The Latin American debt crisis was resolved the old-fashioned way
through moratoriums, defaults, and renegotiation.  Since lenders
did suffer, supposedly this was going to shut down LDC lending for
a generation.  Ha.  One factor encouraging a new rush to lend may 
be that the 1994-95 Mexican crisis sent the message that countries 
which are important to Washington will be bailed out, and fast.  
This, it is widely argued, encouraged large flows to S.Korea and 
Indonesia, and it's not hard to see that this would steer U.S. 
rentiers toward dollar-denominated loans rather than DFI.

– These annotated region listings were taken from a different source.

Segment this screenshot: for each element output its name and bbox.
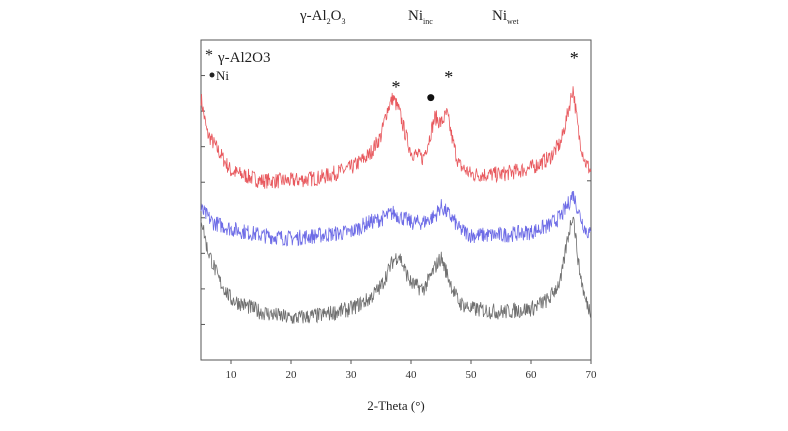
x-tick-label-20: 20	[286, 369, 298, 381]
series-layer	[200, 86, 592, 324]
y-axis-ticks	[201, 75, 591, 325]
peak-marker-1: *	[392, 77, 401, 97]
x-axis-title: 2-Theta (°)	[367, 398, 425, 413]
series-line-2	[200, 190, 592, 247]
legend: * γ-Al2O3 Ni	[205, 47, 270, 83]
legend-star-label: γ-Al2O3	[217, 50, 270, 66]
x-tick-label-60: 60	[526, 369, 538, 381]
header-gamma-alumina: γ-Al2O3	[300, 8, 346, 26]
series-line-1	[200, 86, 592, 189]
peak-annotations: * * *	[392, 48, 579, 102]
peak-marker-2	[427, 94, 435, 102]
legend-dot-icon	[209, 72, 215, 78]
x-axis-ticks: 10 20 30 40 50 60 70	[226, 360, 598, 381]
header-ni-wet: Niwet	[492, 8, 519, 26]
plot-frame	[200, 39, 592, 361]
x-tick-label-50: 50	[466, 369, 478, 381]
peak-marker-3: *	[444, 67, 453, 87]
series-line-3	[200, 216, 592, 324]
x-tick-label-70: 70	[586, 369, 598, 381]
x-tick-label-10: 10	[226, 369, 238, 381]
x-tick-label-40: 40	[406, 369, 418, 381]
legend-star-symbol: *	[205, 47, 213, 64]
x-tick-label-30: 30	[346, 369, 358, 381]
peak-marker-4: *	[570, 48, 579, 68]
legend-dot-label: Ni	[216, 68, 229, 83]
header-ni-inc: Niinc	[408, 8, 433, 26]
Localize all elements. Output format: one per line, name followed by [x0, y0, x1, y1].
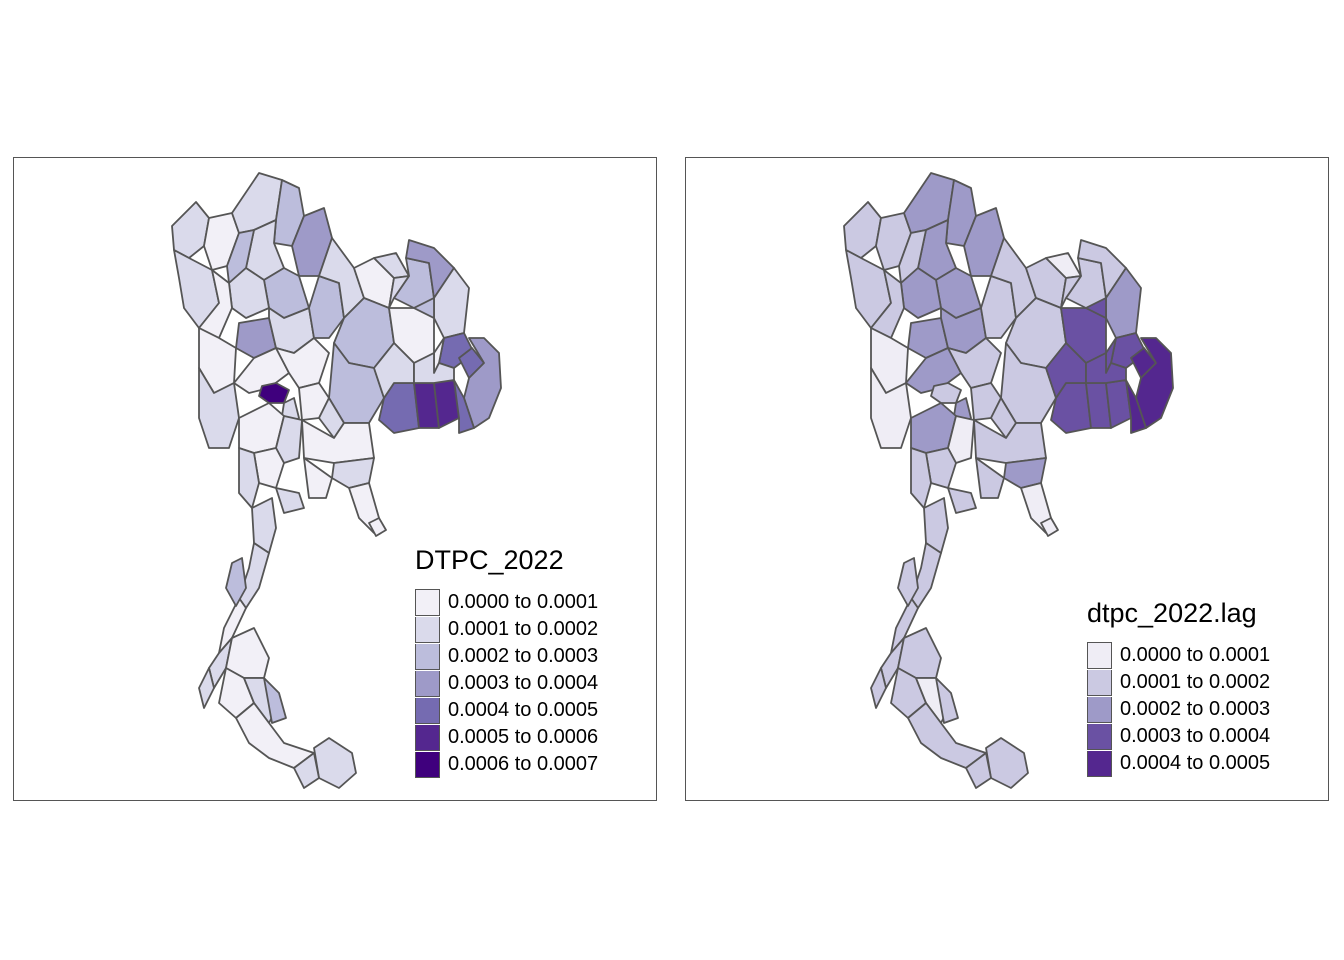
province-region [226, 229, 255, 284]
map-panel-dtpc-2022-lag: dtpc_2022.lag 0.0000 to 0.0001 0.0001 to … [685, 157, 1329, 801]
legend-items: 0.0000 to 0.0001 0.0001 to 0.0002 0.0002 t… [1087, 642, 1270, 777]
legend-label: 0.0000 to 0.0001 [448, 591, 599, 613]
province-region [947, 337, 1002, 389]
province-region [275, 487, 305, 514]
legend-item: 0.0004 to 0.0005 [415, 697, 598, 724]
province-region [975, 457, 1005, 499]
legend-swatch [415, 751, 440, 778]
legend-swatch [1087, 669, 1112, 696]
legend-swatch [415, 697, 440, 724]
province-region [880, 637, 905, 689]
province-region [171, 201, 210, 259]
legend: DTPC_2022 0.0000 to 0.0001 0.0001 to 0.00… [415, 545, 598, 778]
legend-swatch [415, 589, 440, 616]
province-region [208, 637, 233, 689]
legend-title: dtpc_2022.lag [1087, 598, 1257, 628]
thailand-choropleth-map [171, 172, 502, 789]
legend-item: 0.0001 to 0.0002 [1087, 669, 1270, 696]
legend-item: 0.0002 to 0.0003 [1087, 696, 1270, 723]
province-region [225, 557, 247, 607]
province-region [898, 229, 927, 284]
province-region [238, 447, 260, 509]
legend-item: 0.0002 to 0.0003 [415, 643, 598, 670]
province-region [870, 367, 912, 449]
legend-label: 0.0002 to 0.0003 [1120, 698, 1271, 720]
province-region [413, 352, 455, 384]
legend-item: 0.0000 to 0.0001 [1087, 642, 1270, 669]
province-region [251, 497, 277, 554]
legend-item: 0.0005 to 0.0006 [415, 724, 598, 751]
province-region [910, 447, 932, 509]
province-region [275, 337, 330, 389]
province-region [870, 667, 887, 709]
legend-label: 0.0002 to 0.0003 [448, 645, 599, 667]
legend-item: 0.0003 to 0.0004 [415, 670, 598, 697]
province-region [463, 337, 502, 429]
legend-item: 0.0001 to 0.0002 [415, 616, 598, 643]
legend-label: 0.0001 to 0.0002 [1120, 671, 1271, 693]
province-region [923, 497, 949, 554]
legend-item: 0.0004 to 0.0005 [1087, 750, 1270, 777]
legend-item: 0.0006 to 0.0007 [415, 751, 598, 778]
province-region [258, 382, 290, 404]
province-region [1085, 352, 1127, 384]
province-region [930, 382, 962, 404]
province-region [947, 487, 977, 514]
province-region [263, 677, 287, 724]
province-region [198, 367, 240, 449]
legend-label: 0.0004 to 0.0005 [448, 699, 599, 721]
province-region [303, 457, 333, 499]
province-region [1125, 379, 1147, 434]
province-region [985, 737, 1029, 789]
province-region [368, 517, 387, 537]
province-region [413, 297, 435, 319]
province-region [293, 752, 320, 789]
province-region [1085, 297, 1107, 319]
legend-swatch [1087, 696, 1112, 723]
province-region [1040, 517, 1059, 537]
province-region [897, 557, 919, 607]
legend-label: 0.0001 to 0.0002 [448, 618, 599, 640]
province-region [198, 667, 215, 709]
province-region [388, 275, 410, 309]
province-region [843, 201, 882, 259]
legend-swatch [1087, 642, 1112, 669]
legend-swatch [415, 643, 440, 670]
legend-items: 0.0000 to 0.0001 0.0001 to 0.0002 0.0002 t… [415, 589, 598, 778]
legend-title: DTPC_2022 [415, 545, 564, 575]
legend-swatch [1087, 750, 1112, 777]
legend-swatch [1087, 723, 1112, 750]
province-region [1135, 337, 1174, 429]
legend-label: 0.0003 to 0.0004 [448, 672, 599, 694]
province-region [1060, 275, 1082, 309]
province-region [313, 737, 357, 789]
province-region [453, 379, 475, 434]
legend-item: 0.0000 to 0.0001 [415, 589, 598, 616]
province-region [935, 677, 959, 724]
legend-label: 0.0006 to 0.0007 [448, 753, 599, 775]
province-region [965, 752, 992, 789]
legend-item: 0.0003 to 0.0004 [1087, 723, 1270, 750]
legend-label: 0.0004 to 0.0005 [1120, 752, 1271, 774]
legend-label: 0.0000 to 0.0001 [1120, 644, 1271, 666]
legend-swatch [415, 724, 440, 751]
map-panel-dtpc-2022: DTPC_2022 0.0000 to 0.0001 0.0001 to 0.00… [13, 157, 657, 801]
province-region [301, 419, 375, 464]
legend-swatch [415, 670, 440, 697]
legend-label: 0.0005 to 0.0006 [448, 726, 599, 748]
province-region [973, 419, 1047, 464]
legend-label: 0.0003 to 0.0004 [1120, 725, 1271, 747]
thailand-choropleth-map-lag [843, 172, 1174, 789]
legend-swatch [415, 616, 440, 643]
legend: dtpc_2022.lag 0.0000 to 0.0001 0.0001 to … [1087, 598, 1270, 777]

What's fascinating is that Rubin and others (we had a brief chat
about this last fall) realize that this system of implicit
international financial guarantees actually harms accumulation
and growth, and adds to the instability of the neoliberal
projects that they want to foster around the world.  How much of
the bailing-out is a matter of protecting U.S. banks and how
much of it is protecting U.S.-allied governments I have no idea,
but it's possible that U.S. geopolitics impedes neoliberalism 
after some point.

I heard an NPR commentary by Laura D'Andrea Tyson Friday, awful
both in its politics (don't worry about human or workers' rights 
because the best way to achieve those is to retore "stability")
and in the relentless circularity of its logic about the need to 
restore said "stability" in E. Asia.  Similar dire rhetoric was 
used to sell the Mexico bailout.

Best, Colin





Re: Asia's Economic and Currency Crisis web page of resources

1998-02-01 Thread Rakesh Bhandari

Thanks Jim for this website. There has been a lot of talk about how
imperialist financial institutions were seduced to 'cover Asia with cash'
or about the unique moral hazards posed by Southeast Asian intermediary
financial institutions. Just from a layperson's perusal of the New York
Times and Wall Street Journal, there seem to be two big questions at this
point: first, why in recent years has capital export taken less the form of
foreign direct investment and more the form of short term credits or hot
money (one of the articles from *The Economist* at the website gives some
rather stunning data on the growth of short-term credit vis-a-vis foreign
direct investment), what was driving this form of speculative capital
export, what has and had changed in the structure of the imperialist
countries; second, as a result of the consequences of this crisis on the
real economy--rationalizations in both financial and industrial
institutions (unemployment), fire-sale sell offs (repatriation of profit)
and intensification in exploitation-- how are the police preparing
themselves for the upcoming street battles throughout Asia? What role will
the US national security state play in the repression of popular forces?